La légitimité et les conséquences des embargos
Quand le droit, la finance et l'économie rencontrent la guerre
La guerre déclenchée en Ukraine en février 2022 par « l’opération spéciale » de l’armée russe a suscité une réponse presque immédiate de la part de la majorité des pays de l’Union européenne, de la Grande-Bretagne et des États-Unis ainsi que de leurs alliés : l’adoption de sanctions économiques et financières à l’encontre de la Russie.
Ces sanctions s’inscrivent dans une longue série ; plus d’une centaine d’embargos ou de sanctions ont été mis en vigueur depuis 1990. Les sanctions contre la Russie adoptées en 2022 s’ajoutent à des sanctions déjà exercées depuis l’annexion de la Crimée, à la suite du coup d’État réalisé en Ukraine avec l’aide des États-Unis (ingérence revendiquée par Mme Victoria Nuland). Elles revêtent pourtant un caractère exceptionnel par leur cible – l’une des grandes puissances mondiales, membre du Conseil de Sécurité de l’ONU -, par leur périmètre – la Russie étant une puissance mondiale, le commerce mondial est touché -, et par une ambition agressive proclamée (« mettre à genoux l’économie russe », a déclaré Bruno Le Maire, ministre français de l’économie), complétée par de surabondantes livraisons d’armes.
Certaines mesures qui ont accompagné ces sanctions sont sans précédent, comme la saisie par les États-Unis de 300 milliards d’avoirs en dollars de la Banque centrale de Russie, membre de la Banque des Règlements Internationaux (BRI), ou encore la saisie sans jugement ni condamnation des avoirs détenus à l’étranger de présumés « oligarques » russes.
La légalité de sanctions adoptées à la hâte, sans réel débat et sans procédure d’évaluation et de validation, peut poser question. Les pays qui les ont adoptées les premiers les présentent comme la réponse nécessaire et urgente à ce qu’ils désignent comme une agression russe et ont proposé à l’Assemblée générale de l’ONU de les valider et de leur donner une légalité internationale en même temps qu’une portée universelle. Mais un nombre significatif de pays a voté contre les sanctions, tandis qu’un plus grand nombre d’autres pays, notamment asiatiques, africains, et aussi sud-américains, choisissait de s’abstenir. Seules 65 nations sur les 190 que comptent les Nations Unies ont voté les sanctions voulues par les États-Unis et l’Union européenne.
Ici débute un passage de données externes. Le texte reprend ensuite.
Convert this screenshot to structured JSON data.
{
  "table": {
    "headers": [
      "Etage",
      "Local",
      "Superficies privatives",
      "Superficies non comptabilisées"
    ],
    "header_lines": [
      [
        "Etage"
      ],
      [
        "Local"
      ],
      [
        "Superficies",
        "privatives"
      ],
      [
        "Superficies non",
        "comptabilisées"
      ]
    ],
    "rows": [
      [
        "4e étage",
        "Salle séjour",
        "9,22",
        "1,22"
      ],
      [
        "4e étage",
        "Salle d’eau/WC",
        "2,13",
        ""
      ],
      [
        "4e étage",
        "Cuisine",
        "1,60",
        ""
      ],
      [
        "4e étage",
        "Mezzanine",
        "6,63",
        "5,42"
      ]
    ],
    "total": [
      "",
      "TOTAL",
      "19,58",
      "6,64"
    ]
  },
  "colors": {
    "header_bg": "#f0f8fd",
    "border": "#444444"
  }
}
Les pays qui n’ont pas voté les sanctions contestent les accusations occidentales portées contre la Russie, alors même que le gouvernement ukrainien n’a pas respecté les accords de Minsk et les droits de la minorité russophone ou hongrophone du pays. Ils s’interrogent sur le caractère prétendument injustifié de l’opération russe, alors même que l’OTAN a mis en place un encerclement militaire de la Russie et que les États-Unis ont rompu unilatéralement les accords de limitation des armements, notamment des missiles de moyenne portée installés à l’Est de l’Europe et menaçant directement la Russie.
Ils interrogent les révélations d’origine russe sur des laboratoires de guerre chimique et bactériologique, ainsi que sur les centres nucléaires installés sur le territoire ukrainien, au mépris de toutes les règles internationales imposées avec tant de rigueur, par exemple, à l’Iran. Ils s’opposent au principe même de sanctions qui n’ont pas été débattues par les Nations-Unies avant d’être imposées, et ils dénoncent les effets directs et indirects de sanctions qui pourraient toucher des pays tiers plus sévèrement que les pays impliqués dans le conflit (Russie, Ukraine, Union européenne ou États-Unis), notamment en Afrique.
Il a été souligné que ces pays représentent les deux tiers de la population mondiale et 45 % du PIB mondial.